The thing about Crocodile Rock is that it's twice-nostalgic. He's singing about a generation-older than mine. Yet it planted in my memory connected to a period in my own life. I was a freshman at Lehman College in the Bronx, recovering from a raucous high school experience where I dropped out and moved into an apartment in the Bronx at 16 and came pretty close to losing my middle-class education-valuing upbringing. At Lehman, I was investing in myself and found out I was good at the things I thought I was no good at because the teachers were so awful. I got a good math teacher, Dr Isaacs, who treated me special because I had a good mind for math, it turns out. And thus I became a programmer when I thought I would likely go into politics before that. I still had the taste for politics, and as it turns out, writing, so I combined all of them into one, and out comes blogging and podcasting, and complicated algorithms that do simple easy to understand things.

And now Scott Knaster who has had an exciting Adjacent to Greatness career says that Philadelphia Freedom is about Billie Jean King.
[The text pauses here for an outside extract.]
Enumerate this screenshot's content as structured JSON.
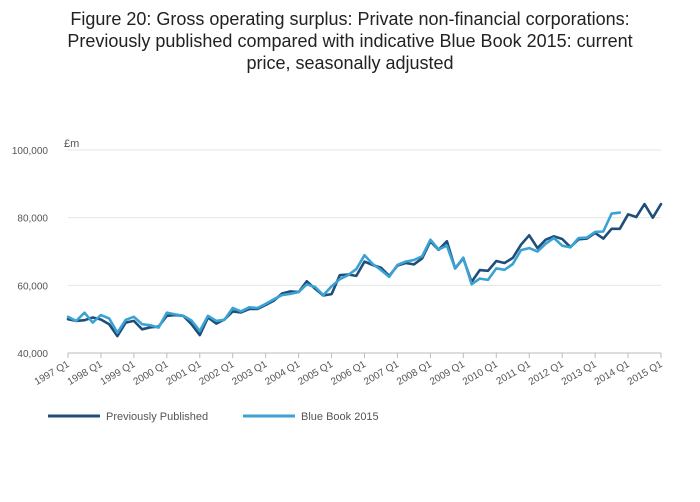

I did not know that!

- 2025-09-01T14:18:06Z
AI chatbots should drop the pretense of being human.

- 2025-09-01T13:09:16Z
I want my blog on the same network as my social media.

- 2025-09-01T16:29:41Z
A new kind of spam or phishing email. Appears to be a challenge by Twitter of one of my posts there as a copyright infringement, which it most definitely is not. You have to look closely at the URL it takes you to, which is on this domain. assents-x.com. Hmm at first looks legit, but look more closely.

- 2025-09-01T15:57:20Z
I've been watching a lot of baseball recently. Over the years I've developed as a programmer, and they've radically changed the way baseball is played. Pitchers used to try to pitch a complete game, but now that never happens. Sometimes they take a pitcher out in the first inning if he's pitched over say 70 pitches, because there's no point, what he's doing obviously isn't working, and he's getting close to the maximum pitches they'd let him do, esp if he's young and a hot prospect, they don't want to burn him out. I find that no matter what, after four hours of development work I start getting sloppy, and I can't think big picture as I could in the beginning of the session. I'm trying to finish things up for the day, and leave myself in a good place to pick up in the next session. And like a pitcher you have to stay focused. The phone doesn't ring for the pitcher when he's on the mound, that's why programmers, good ones, who are performing at or near their limit of ability to focus, so totally don't welcome interruptions.

- 2025-09-01T22:24:00Z
A motto for WordLand. "All the tools you need right where you write."